Potential and challenges of a human cytome project.

BACKGROUND

The elucidation of the molecular pathways from the 20-40.000 genes of the sequenced human genome via investigation of genetic networks and molecular pathways up to the cellular and organismal phenotypes is highly complex and time consuming.

STRATEGY AND GOALS

The proposed upside-down research strategy of a human cytome project accesses the expressed molecular cell phenotypes by differential screening, for example of diseased versus healthy, or undifferentiated versus differentiated cells to obtain information on disease or differentiation related molecular hotspots at the single cell level. The genome serves as inventory of the biomolecular capacities of organisms while the mechanisms of genome realisation are initially entirely bypassed.

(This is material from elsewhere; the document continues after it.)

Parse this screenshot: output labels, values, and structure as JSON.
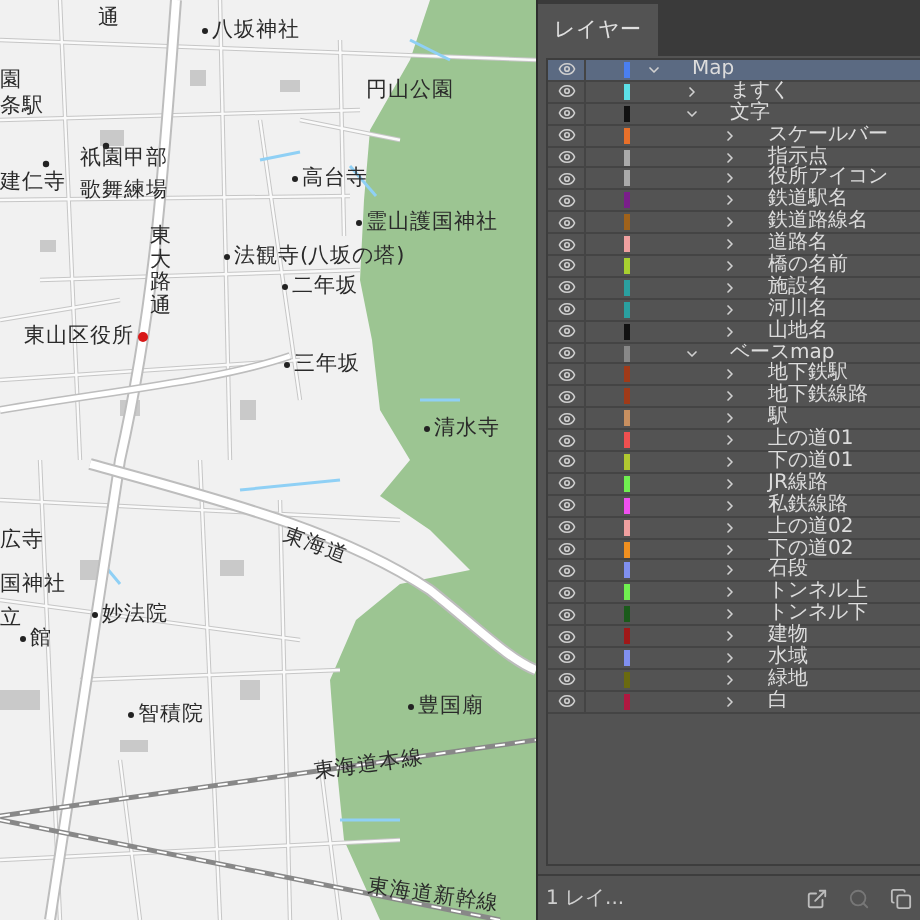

Detected molecular hotspots are further investigated by backward directed systems biology, including molecular pathway modelling to elucidate disease related molecular pathways. New drug targets may be identified to specifically influence such pathways. Differential screening provides, in addition, individualized disease course predictions for everyday medicine, in form of "predictive medicine by cytomics." The early recognition of future disease complications enables an immediate application of preventive therapies. This is likely to lower disease related irreversible tissue destruction and adverse drug reactions and will allow to individually optimize patient therapy.

OUTLOOK

Immediate medical use, facilitated access to the detection of new drug targets, increased research speed and the stimulation for advanced technological developments represent major driving forces for the efforts to establish a human cytome project.